Some may say that certain unlikely events and their timing are a matter coincidence, but we who believe that Hashem is the Eternal Mastermind of the Universe – know better.

 

      Mr. “Goodman” (not his real name) was a Jew who survived the horrors of the Holocaust. While many of his peers stopped believing in God, Mr. Goodman stood firm in his belief in His Creator and accepted all that had happened to him and his family will full emunah.

 

      Mr. Goodman and his wife, an aishes chayil in the full sense of the word, rebuilt their lives and established a family of several children. Both he and his wife worked hard to support these children, living a simple life without luxuries so that they would have the funds to send their children to yeshiva as well as ensuring they would lack for nothing. While their friends vacationed in Florida during the winter or updated their furniture or appliances, the Goodmans worked non-stop, squirreling away their money so that their kids would have what they needed.

 

      The years went by and, as it is the way of the world, both Mr. and Mrs. left the family they had created to join the families they had been born into – all of whom eagerly awaited them in the Next World.

 

      Yet even in death, the giving to the children continued.

 

       For ’round the time the Goodman children were emptying out their parents’ home – one they had lived in for over 30 years – a distant relative visited from out of town. She volunteered to join them one evening as they cleared the house that was full of old bills, magazines, Yiddish newspapers etc. As the relative took out some trash, she noticed a tattered folder in an open garbage bag. Curious, she opened it and found an identity card with Mr. Goodman’s photo with wording in German.
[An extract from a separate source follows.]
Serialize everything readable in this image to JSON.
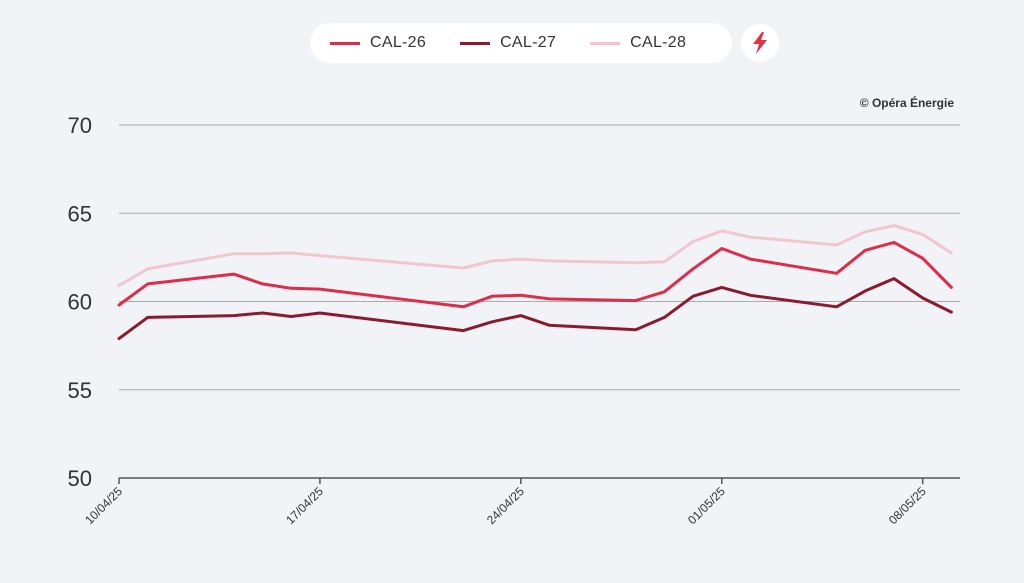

There were several other documents all in German and she had no clue what they said. She mentioned the “find” she had rescued from the trash and was told to toss it. She decided to keep it and perhaps offer the documents to a Jewish Museum or even Yad Vashem next time she went to Israel, but she never got around to it.

 

      Later that year it was decided that a one-time payment be given to Jews who could prove that they were slave laborers in Nazi concentration/labor camps. Even though he was no longer alive, Mr. Goodman still qualified based on the deadline that had been established.

 

      The children, busy with raising families of their own and very aware that gathering documents that were over 50 years old would be time-consuming – if not futile – were not interested in pursuing the matter further. They did not have the time nor emotional stamina to visit that dark place in their father’s life.

 

      But their relative did. And so she sent in the ragtag documents in German with no idea what these documents meant. It was a long shot – one that would take years since the applications of the living Survivors, numbering in the thousands, were given precedence. Those of the deceased would be reviewed only after the living.

 

      Five years passed and the older Goodman grandchildren grew up. This spring, three became engaged. As their respective parents scratched their heads as they made a cheshbon – reckoning – of the wedding expenses, a check from Germany for thousands of dollars – Mr. Goodman’s “wages” – arrived.

 

      Even in death, this loving father and zaide was still looking out for his children.